Horos répondit à son sourire avant de lui demander, l’air suspicieux :
« Est-ce que tu l’aimes, Niji ? … Est-ce que tu aimes ÀçhùÎzaegrùms ? »
Hochant la tête, elle répondit à son sourire.
« Oui, je l’aime aussi ! Mais comme une mère peut aimer son enfant ! Je ne suis amoureuse que d’un seul extraterrestre à la fois ! … Et tu n’as pas de chance, c’est sûr toi que c’est tombé, Horos !
– Il rit et elle toucha ses lèvres du bout des doigts en ajoutant – Et là, je suis en manque de tes baisers ! »
Peu enclin à se faire prier à cet instant, l’homme de Véga colla délicatement sa bouche contre celle de la jeune femme. Leurs cœurs battaient à l’unisson quand leurs lèvres se séparèrent enfin.
« Tu t’améliores encore, mon amour ! C’est bien !
– chuchota-t-elle à son oreille quelques instants plus tard – On peut manger, maintenant ? »
Il lui sourit en s’écartant d’elle.
« Oui … Assieds-toi, je te sers ! …
– il commença à lui beurrer ses tartines et, le dos tourné vers elle pour qu'elle ne voie pas son émotion, il ajouta – Tu sais Niji, c’est un moment particulier, quand un homme et une femme partagent un repas ensemble pour la première fois ! »

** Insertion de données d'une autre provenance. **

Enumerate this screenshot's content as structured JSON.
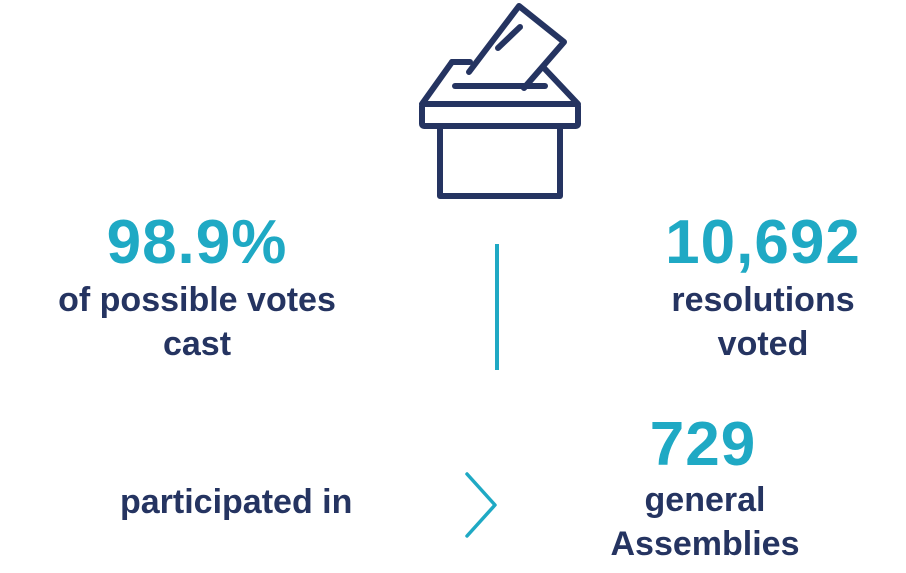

« Mais pourquoi tu me dis ça, Horos ? Ce n’est pas la première fois qu’on mange ensemble ! La première fois, c’était pour l’anniversaire de Zgrum-zgrums ! »
« Non, excuses-moi, c’est moi qui me suis mal exprimé ! Je voulais dire, … quand ils le partagent en tête à tête ! C’est un moment spécial ! »
– Il se retourna et posa un plateau devant elle avant de se retourner de nouveau pour prendre le sien.
« Pourquoi ça ? »
– demanda-t-elle en léchant la confiture sur le pain beurré.
« Sur Arachnus, un repas partagé par un couple seul du début à la fin est équivalent à des fiançailles, Niji !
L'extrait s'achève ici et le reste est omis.